First, let's look at the selling pressure. An airdrop scale of $675 million sounds grand, but the reality is harsh—nearly 50% of the airdropped tokens have already been dumped into the market. The weekly sell-off of 15.5 million LIT tokens is evident, and the project's buyback measures (worth $550,000) are powerless against this wave of selling. Even more concerning, by the end of 2026, tokens allocated to the team and early investors will undergo linear unlocking, with approximately 13.89 million new tokens hitting the market each month. This "loose then tight" release rhythm has completely destroyed the long-term price support foundation.
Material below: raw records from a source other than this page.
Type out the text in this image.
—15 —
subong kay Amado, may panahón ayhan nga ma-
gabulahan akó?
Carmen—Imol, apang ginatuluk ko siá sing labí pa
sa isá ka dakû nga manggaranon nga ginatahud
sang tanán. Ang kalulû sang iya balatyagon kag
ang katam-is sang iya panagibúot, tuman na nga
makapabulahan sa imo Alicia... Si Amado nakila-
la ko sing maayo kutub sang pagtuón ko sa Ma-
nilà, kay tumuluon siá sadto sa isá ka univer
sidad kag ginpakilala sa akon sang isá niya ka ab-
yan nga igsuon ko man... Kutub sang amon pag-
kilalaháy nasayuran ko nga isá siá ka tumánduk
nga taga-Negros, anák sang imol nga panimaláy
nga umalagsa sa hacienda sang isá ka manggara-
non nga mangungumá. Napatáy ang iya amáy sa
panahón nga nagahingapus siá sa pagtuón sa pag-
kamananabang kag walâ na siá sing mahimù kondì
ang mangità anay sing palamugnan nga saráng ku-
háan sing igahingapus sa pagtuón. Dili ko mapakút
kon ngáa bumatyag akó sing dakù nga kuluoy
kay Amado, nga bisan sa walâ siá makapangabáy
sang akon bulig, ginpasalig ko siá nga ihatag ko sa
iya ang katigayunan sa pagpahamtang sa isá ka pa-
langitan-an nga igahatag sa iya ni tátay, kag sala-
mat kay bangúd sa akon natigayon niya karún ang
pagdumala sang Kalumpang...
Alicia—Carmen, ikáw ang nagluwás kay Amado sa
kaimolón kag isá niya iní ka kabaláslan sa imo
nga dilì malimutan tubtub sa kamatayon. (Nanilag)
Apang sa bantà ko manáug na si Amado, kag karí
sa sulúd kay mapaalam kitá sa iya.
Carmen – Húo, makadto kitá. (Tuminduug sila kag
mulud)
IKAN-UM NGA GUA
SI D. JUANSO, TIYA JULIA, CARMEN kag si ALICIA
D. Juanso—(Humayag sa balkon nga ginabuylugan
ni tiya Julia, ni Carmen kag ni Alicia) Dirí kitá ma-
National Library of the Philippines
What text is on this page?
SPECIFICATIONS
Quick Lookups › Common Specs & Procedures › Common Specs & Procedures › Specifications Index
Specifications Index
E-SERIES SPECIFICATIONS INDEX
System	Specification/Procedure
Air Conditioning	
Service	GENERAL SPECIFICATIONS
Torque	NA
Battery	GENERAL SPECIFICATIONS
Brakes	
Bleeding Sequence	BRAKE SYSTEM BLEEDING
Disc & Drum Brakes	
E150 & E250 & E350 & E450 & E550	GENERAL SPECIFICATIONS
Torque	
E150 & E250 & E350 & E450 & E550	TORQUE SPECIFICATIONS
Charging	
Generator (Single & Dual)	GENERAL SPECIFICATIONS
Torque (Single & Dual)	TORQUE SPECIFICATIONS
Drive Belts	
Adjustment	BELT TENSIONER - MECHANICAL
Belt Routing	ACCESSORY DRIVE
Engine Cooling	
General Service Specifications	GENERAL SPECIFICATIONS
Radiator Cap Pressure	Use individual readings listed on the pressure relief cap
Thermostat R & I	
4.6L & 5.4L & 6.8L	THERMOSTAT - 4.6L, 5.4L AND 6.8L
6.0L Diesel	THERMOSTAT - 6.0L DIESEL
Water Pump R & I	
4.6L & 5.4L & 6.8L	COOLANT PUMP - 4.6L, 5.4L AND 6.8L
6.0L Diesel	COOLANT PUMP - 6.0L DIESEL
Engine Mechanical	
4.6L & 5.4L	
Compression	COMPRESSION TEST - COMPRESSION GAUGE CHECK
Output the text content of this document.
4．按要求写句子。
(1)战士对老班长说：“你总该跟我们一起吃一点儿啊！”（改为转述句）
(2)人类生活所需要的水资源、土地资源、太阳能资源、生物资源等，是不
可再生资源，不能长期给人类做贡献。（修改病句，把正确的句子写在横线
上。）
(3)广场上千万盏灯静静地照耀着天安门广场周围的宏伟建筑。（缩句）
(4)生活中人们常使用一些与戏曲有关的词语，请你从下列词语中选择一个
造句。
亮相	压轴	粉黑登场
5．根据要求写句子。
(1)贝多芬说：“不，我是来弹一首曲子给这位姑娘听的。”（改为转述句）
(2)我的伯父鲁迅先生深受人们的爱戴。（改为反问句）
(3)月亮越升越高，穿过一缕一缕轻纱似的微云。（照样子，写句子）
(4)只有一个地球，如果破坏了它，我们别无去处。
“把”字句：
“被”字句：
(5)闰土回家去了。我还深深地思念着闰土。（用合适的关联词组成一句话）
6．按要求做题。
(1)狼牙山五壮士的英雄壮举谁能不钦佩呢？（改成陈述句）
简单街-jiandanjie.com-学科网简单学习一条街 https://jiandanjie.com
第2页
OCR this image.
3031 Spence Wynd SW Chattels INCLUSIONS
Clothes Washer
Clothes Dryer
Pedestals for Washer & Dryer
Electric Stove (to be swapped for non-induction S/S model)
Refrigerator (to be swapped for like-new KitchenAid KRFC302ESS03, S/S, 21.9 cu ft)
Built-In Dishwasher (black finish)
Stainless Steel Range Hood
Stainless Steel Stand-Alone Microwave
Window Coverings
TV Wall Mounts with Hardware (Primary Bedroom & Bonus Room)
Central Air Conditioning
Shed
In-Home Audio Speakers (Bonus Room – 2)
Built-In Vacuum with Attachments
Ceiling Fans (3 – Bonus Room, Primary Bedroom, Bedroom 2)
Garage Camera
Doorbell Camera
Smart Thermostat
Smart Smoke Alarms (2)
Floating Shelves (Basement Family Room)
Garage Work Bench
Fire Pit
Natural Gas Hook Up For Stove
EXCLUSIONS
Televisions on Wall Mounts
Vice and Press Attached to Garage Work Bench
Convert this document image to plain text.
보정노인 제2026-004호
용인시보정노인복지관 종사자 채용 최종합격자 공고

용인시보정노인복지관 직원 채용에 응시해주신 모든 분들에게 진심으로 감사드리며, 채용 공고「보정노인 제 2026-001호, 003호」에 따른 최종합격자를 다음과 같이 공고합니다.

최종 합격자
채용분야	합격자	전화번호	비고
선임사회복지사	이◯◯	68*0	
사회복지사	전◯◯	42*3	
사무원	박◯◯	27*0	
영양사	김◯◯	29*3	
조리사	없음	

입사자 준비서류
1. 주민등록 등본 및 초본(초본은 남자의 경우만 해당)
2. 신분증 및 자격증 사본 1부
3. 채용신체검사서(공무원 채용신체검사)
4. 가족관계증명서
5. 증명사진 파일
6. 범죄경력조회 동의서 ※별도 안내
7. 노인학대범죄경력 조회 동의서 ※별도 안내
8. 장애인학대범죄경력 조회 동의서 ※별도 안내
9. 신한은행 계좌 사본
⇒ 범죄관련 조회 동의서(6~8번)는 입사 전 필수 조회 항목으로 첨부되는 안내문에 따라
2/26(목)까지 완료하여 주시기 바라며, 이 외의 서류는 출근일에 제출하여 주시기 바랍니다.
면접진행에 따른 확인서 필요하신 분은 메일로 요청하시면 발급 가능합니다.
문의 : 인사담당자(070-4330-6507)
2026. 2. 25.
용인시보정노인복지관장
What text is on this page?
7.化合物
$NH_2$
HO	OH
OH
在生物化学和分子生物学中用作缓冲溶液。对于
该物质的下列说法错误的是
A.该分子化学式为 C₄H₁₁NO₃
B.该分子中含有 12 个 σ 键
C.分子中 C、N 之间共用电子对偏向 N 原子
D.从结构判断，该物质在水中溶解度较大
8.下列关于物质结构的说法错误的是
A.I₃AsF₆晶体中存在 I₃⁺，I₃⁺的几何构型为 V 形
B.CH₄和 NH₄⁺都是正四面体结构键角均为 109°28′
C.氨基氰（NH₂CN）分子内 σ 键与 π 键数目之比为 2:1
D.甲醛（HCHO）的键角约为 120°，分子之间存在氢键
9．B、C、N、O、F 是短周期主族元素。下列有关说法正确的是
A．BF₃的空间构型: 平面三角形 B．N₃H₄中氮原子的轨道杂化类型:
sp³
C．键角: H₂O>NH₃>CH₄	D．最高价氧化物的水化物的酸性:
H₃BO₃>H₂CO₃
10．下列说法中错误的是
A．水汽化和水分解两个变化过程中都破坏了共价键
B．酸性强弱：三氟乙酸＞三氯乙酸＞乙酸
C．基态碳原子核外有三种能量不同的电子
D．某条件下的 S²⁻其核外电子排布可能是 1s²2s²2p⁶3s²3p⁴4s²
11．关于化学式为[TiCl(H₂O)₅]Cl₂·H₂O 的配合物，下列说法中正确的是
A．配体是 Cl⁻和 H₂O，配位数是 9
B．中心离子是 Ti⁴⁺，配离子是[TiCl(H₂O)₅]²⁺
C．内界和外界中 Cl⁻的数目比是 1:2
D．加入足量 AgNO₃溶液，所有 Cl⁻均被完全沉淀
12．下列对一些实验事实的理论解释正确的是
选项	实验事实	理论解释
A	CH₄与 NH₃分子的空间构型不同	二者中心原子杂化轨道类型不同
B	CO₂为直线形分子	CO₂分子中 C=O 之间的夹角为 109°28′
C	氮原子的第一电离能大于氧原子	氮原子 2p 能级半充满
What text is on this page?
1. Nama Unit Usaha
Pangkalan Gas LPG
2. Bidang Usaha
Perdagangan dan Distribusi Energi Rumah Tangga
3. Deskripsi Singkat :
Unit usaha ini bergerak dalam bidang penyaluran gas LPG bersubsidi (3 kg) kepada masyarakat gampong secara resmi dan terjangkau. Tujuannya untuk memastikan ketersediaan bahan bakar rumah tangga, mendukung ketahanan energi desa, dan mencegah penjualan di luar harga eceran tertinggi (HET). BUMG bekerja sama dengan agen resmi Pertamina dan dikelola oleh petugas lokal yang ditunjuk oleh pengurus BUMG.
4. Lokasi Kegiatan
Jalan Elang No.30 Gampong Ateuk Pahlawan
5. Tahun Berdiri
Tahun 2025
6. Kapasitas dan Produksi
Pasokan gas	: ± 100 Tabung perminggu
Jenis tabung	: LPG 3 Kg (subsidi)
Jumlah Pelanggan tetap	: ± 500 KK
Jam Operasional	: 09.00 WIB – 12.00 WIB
Next, the reversal of staking policies. The 1:10 staking ratio adjustment should have been a positive signal, but instead it triggered the classic "buy the rumor, sell the fact" curse. The market is voting with its feet—large amounts of capital are fleeing, and the previous consensus is collapsing.
Wait, revenue data is also not optimistic. The conversion efficiency from trading volume to actual income is clearly lagging behind competitors. This is not a cyclical decline but a structural problem—against the backdrop of increasing competition within the sector, LIT is gradually losing its competitiveness.
So, the current logic is simple: selling pressure remains, growth stalls, and competitors crush it—three major negative factors resonating together. In this situation, bottom-fishing is just taking on the bag. Being bearish is a more rational choice.